Assassin Hou-Hsiao-Hsien
(HK- China 2015) Shu Qi; Chang Chen
Viewed: 2 Feb 2016 Tyneside Cinema Newcastle; ticket £8.75
Smoke and mirrors
Hou’s movie at first seemed like an unfocused fairy tale, but later as I thought about it, it was more like a realisation of an I Ching hexagram or series of hexagrams. The idea of making a film that aspires to an expression of the chance fall of the yarrow stalks seems in tune with Hou’s sensibilities.
And Assassin with its use of landscape in a manner imaged and described in the I Ching hexagrams, is visually suggestive and receptive to the gaze of the viewer. Landscapes of course are flavour of the month in the movie business, nobody is making films these days without showing the depth of their alignment with nature by boring us with long pretentious camera shots, gazings at ‘scapes.’
Hou however coming from the left field tradition of Chinese landscape symbolism, makes these shots work in a way that neither Tarantino nor Inarritu can even approach. The shots call up states of mind, resonating with the underlying contemplative nature of his film and the symbolic relations suggested.
Of course the idea that the I Ching hexagrams shape sections of Hou’s movie is probably my own projection, but nevertheless hexagrams aside, there is a strong Chinese lore relating landscape to awareness insight and inspiration, and Hou draws on this in folding scapes into Assassin.
Just for the hell of it I looked up one hexagram of mountain over lake, and was informed as follows:
Mountain over Lake. At the foot of the mountain, the lake The image of decrease. The superior man controls his anger and restrains his instincts.
Coincidence or not the above description carries something of the motif underlying the narrative shaping the film’s form.

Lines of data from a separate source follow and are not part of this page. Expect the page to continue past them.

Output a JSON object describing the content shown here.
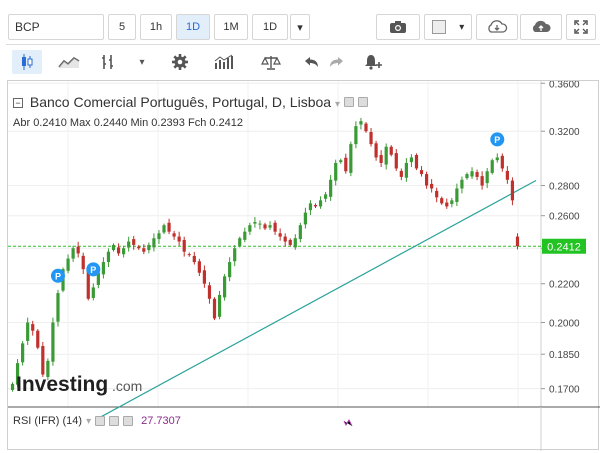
{
  "toolbar": {
    "symbol": "BCP",
    "intervals": [
      {
        "label": "5"
      },
      {
        "label": "1h"
      },
      {
        "label": "1D",
        "active": true
      },
      {
        "label": "1M"
      },
      {
        "label": "1D"
      }
    ],
    "dropdown_glyph": "▾",
    "icons_row1": [
      "camera-icon",
      "color-swatch-icon",
      "cloud-download-icon",
      "cloud-upload-icon",
      "fullscreen-icon"
    ],
    "icons_row2": [
      "candles-icon",
      "line-chart-icon",
      "indicators-icon",
      "settings-icon",
      "volume-bars-icon",
      "balance-icon",
      "undo-icon",
      "redo-icon",
      "alert-add-icon"
    ]
  },
  "legend": {
    "title": "Banco Comercial Português, Portugal, D, Lisboa",
    "ohlc": [
      {
        "label": "Abr",
        "value": "0.2410"
      },
      {
        "label": "Max",
        "value": "0.2440"
      },
      {
        "label": "Min",
        "value": "0.2393"
      },
      {
        "label": "Fch",
        "value": "0.2412"
      }
    ]
  },
  "rsi": {
    "label": "RSI (IFR) (14)",
    "value": "27.7307"
  },
  "watermark": {
    "brand": "Investing",
    "suffix": ".com"
  },
  "colors": {
    "up": "#3a9a35",
    "down": "#c0302c",
    "trendline": "#2aa39a",
    "last_price_line": "#2cbf2c",
    "last_price_bg": "#22c322",
    "marker_p": "#2196f3"
  },
  "chart_data": {
    "type": "candlestick",
    "title": "Banco Comercial Português, Portugal, D, Lisboa",
    "y_scale": "log",
    "ylim": [
      0.1625,
      0.362
    ],
    "y_ticks": [
      "0.3600",
      "0.3200",
      "0.2800",
      "0.2600",
      "0.2400",
      "0.2200",
      "0.2000",
      "0.1850",
      "0.1700"
    ],
    "last_price": "0.2412",
    "trendline": {
      "start": 0.158,
      "end": 0.2835
    },
    "markers": [
      {
        "label": "P",
        "bar": 9
      },
      {
        "label": "P",
        "bar": 16
      },
      {
        "label": "P",
        "bar": 96
      }
    ],
    "closes": [
      0.172,
      0.181,
      0.19,
      0.2,
      0.196,
      0.188,
      0.176,
      0.182,
      0.2,
      0.215,
      0.228,
      0.234,
      0.24,
      0.237,
      0.228,
      0.212,
      0.218,
      0.226,
      0.232,
      0.238,
      0.242,
      0.237,
      0.24,
      0.244,
      0.242,
      0.24,
      0.238,
      0.242,
      0.246,
      0.249,
      0.254,
      0.25,
      0.247,
      0.244,
      0.238,
      0.236,
      0.232,
      0.226,
      0.22,
      0.212,
      0.202,
      0.214,
      0.224,
      0.232,
      0.24,
      0.246,
      0.25,
      0.254,
      0.256,
      0.255,
      0.252,
      0.254,
      0.25,
      0.247,
      0.244,
      0.242,
      0.246,
      0.254,
      0.262,
      0.268,
      0.266,
      0.27,
      0.274,
      0.284,
      0.296,
      0.298,
      0.29,
      0.31,
      0.324,
      0.328,
      0.32,
      0.31,
      0.3,
      0.296,
      0.308,
      0.302,
      0.292,
      0.286,
      0.296,
      0.3,
      0.292,
      0.288,
      0.28,
      0.278,
      0.272,
      0.268,
      0.266,
      0.27,
      0.278,
      0.284,
      0.288,
      0.29,
      0.286,
      0.28,
      0.29,
      0.298,
      0.3,
      0.292,
      0.284,
      0.27,
      0.241
    ]
  }
}
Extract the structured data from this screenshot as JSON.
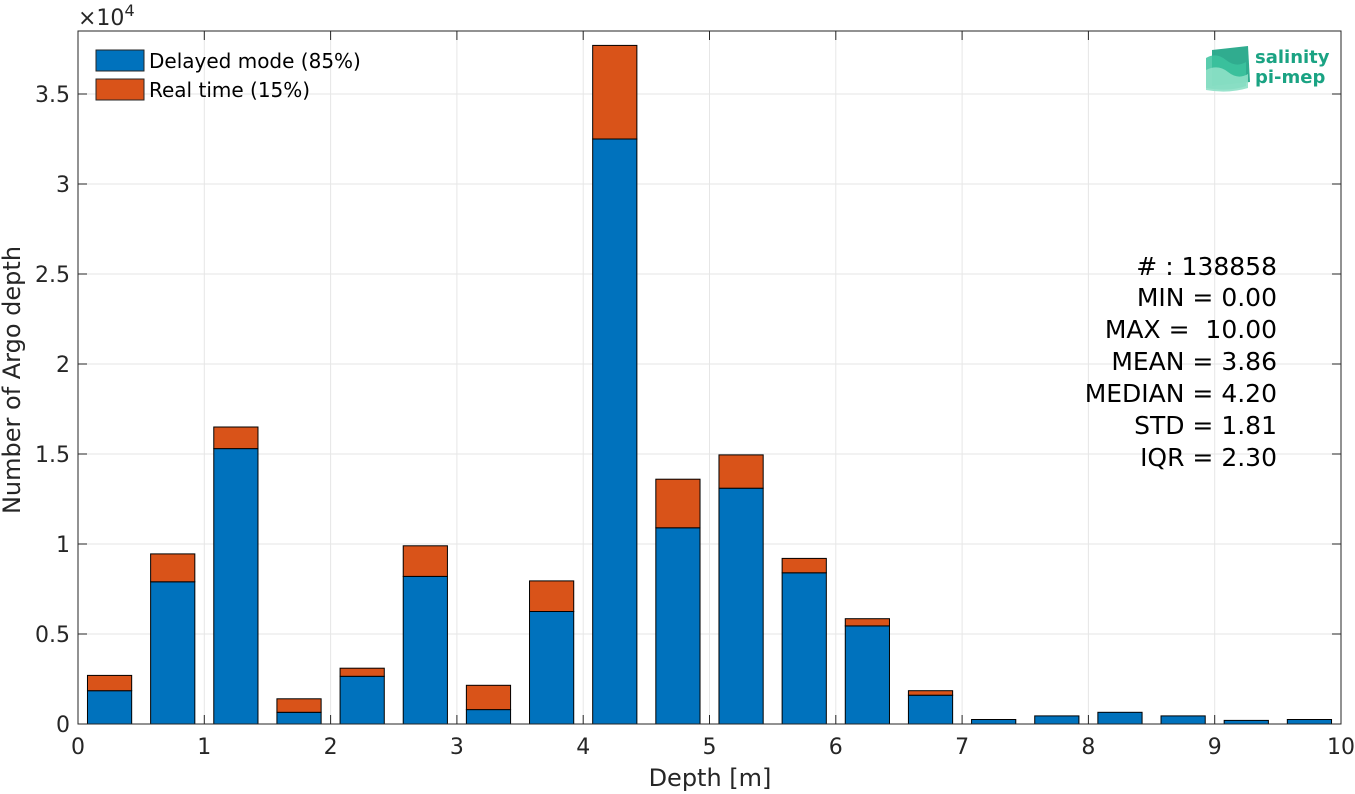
{
  "chart_data": {
    "type": "bar",
    "stacked": true,
    "x": [
      0.25,
      0.75,
      1.25,
      1.75,
      2.25,
      2.75,
      3.25,
      3.75,
      4.25,
      4.75,
      5.25,
      5.75,
      6.25,
      6.75,
      7.25,
      7.75,
      8.25,
      8.75,
      9.25,
      9.75
    ],
    "series": [
      {
        "name": "Delayed mode (85%)",
        "color": "#0072bd",
        "values": [
          1850,
          7900,
          15300,
          650,
          2650,
          8200,
          800,
          6250,
          32500,
          10900,
          13100,
          8400,
          5450,
          1600,
          250,
          450,
          650,
          450,
          200,
          250
        ]
      },
      {
        "name": "Real time (15%)",
        "color": "#d95319",
        "values": [
          850,
          1550,
          1200,
          750,
          450,
          1700,
          1350,
          1700,
          5200,
          2700,
          1850,
          800,
          400,
          250,
          0,
          0,
          0,
          0,
          0,
          0
        ]
      }
    ],
    "xlabel": "Depth [m]",
    "ylabel": "Number of Argo depth",
    "xlim": [
      0,
      10
    ],
    "ylim": [
      0,
      38500
    ],
    "xticks": [
      "0",
      "1",
      "2",
      "3",
      "4",
      "5",
      "6",
      "7",
      "8",
      "9",
      "10"
    ],
    "yticks": [
      {
        "value": 0,
        "label": "0"
      },
      {
        "value": 5000,
        "label": "0.5"
      },
      {
        "value": 10000,
        "label": "1"
      },
      {
        "value": 15000,
        "label": "1.5"
      },
      {
        "value": 20000,
        "label": "2"
      },
      {
        "value": 25000,
        "label": "2.5"
      },
      {
        "value": 30000,
        "label": "3"
      },
      {
        "value": 35000,
        "label": "3.5"
      }
    ],
    "y_exponent_prefix": "×10",
    "y_exponent": "4",
    "grid": true,
    "legend_position": "top-left",
    "annotations": [
      "# : 138858",
      "MIN = 0.00",
      "MAX =  10.00",
      "MEAN = 3.86",
      "MEDIAN = 4.20",
      "STD = 1.81",
      "IQR = 2.30"
    ]
  },
  "logo": {
    "line1": "salinity",
    "line2": "pi-mep",
    "color": "#1aa383"
  }
}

I haven’t seen many of Hou’s films: Good Man Good Woman, Daughter of the Nile spring to mind. From what I have seen Hou’s films work through elliptical relations between people. He is not interested in the soap opera style of crude motivational matrixes that comprise most of Hollywood and Europe’s current scripting output. Understatement and ambiguities lie at the heart of his scenarios. But I think Assassin as an attempt to transpose this sensibility of relations on to fairy tale like or mythic form, doesn’t work. Whether I Ching or fairy/myth story the forces put in play are archetypes, and the states of mind that interest Hou and seem endemic in his scripting, are not archetypal, and don’t sit comfortably with the film’s main characters. His characters, the eponymous Assassin and her quarry never escape a certain woodenness in the expressions of their roles, a mechanicality that contradicts the relational ambiguities that are part of the script.
It doesn’t actually matter that, to my understanding, the details of the script were ungraspable. It matter’s more that Shu Qi’s ‘good assassin’ character never expresses any clarity of intention in relation to her actions. She utters reasons for her behaviour but they remain at the level of utterances, she fails to deliver any suggestion of an internality, a drive at the heart of her role. This I suspect is not her doing but the script and Hou’s doing. As if he wanted to replace projected internalisation with externalisations of acting and shooting style. For instance Shu Qi as actress is simply asked to revert to that old film acting stand-by of: ‘staring out’ with severe intent, eyes hard and unblinking at crucial moments in the film. This is an old directorial resort: keep the audience on the surface of the eye and dupe them in thinking the shot has meaning. But the repetition of this look incurs decreasing returns, and finally reduces to a meaningless cliché.
Aside from the landscape shots which have power in respect of suggesting underlying forces, Hou with his story looks to the shooting style, décor make up and shot set up as a means to work in the suggestion of some deeper level of sensability at work in the scenario. So we have long beautiful if sometimes tendentious tracking shots through diaphanous drapes, gorgeous red shots, wonderful cozzies, fabuolous haircuts, reflections, scenes with a bewhiskerd necromancer who looks like an escapee from Lord of the Rings. But none of these types of shots do anything more than extend the surface of the movie. And the surface of this movie compared to other of Hou’s films I have seen is a mechanical tread through his fairy tale like material. Lacking Hou’s attention to emotionally ambiguous relations, it is a film that fails deliver anything more than vacuous spectacle which is of course grist to the mill of the movie industry.
The film’s style seems a deliberate effort to compensate for the script’s weakness. Hou does not understand how to marshal integrate or summon forces he sets into play. Like an old magician Hou resorts to smoke and mirrors to disguise the contradictions that he cannot reconcile in his material; and smoke and mirrors is not a hexagram.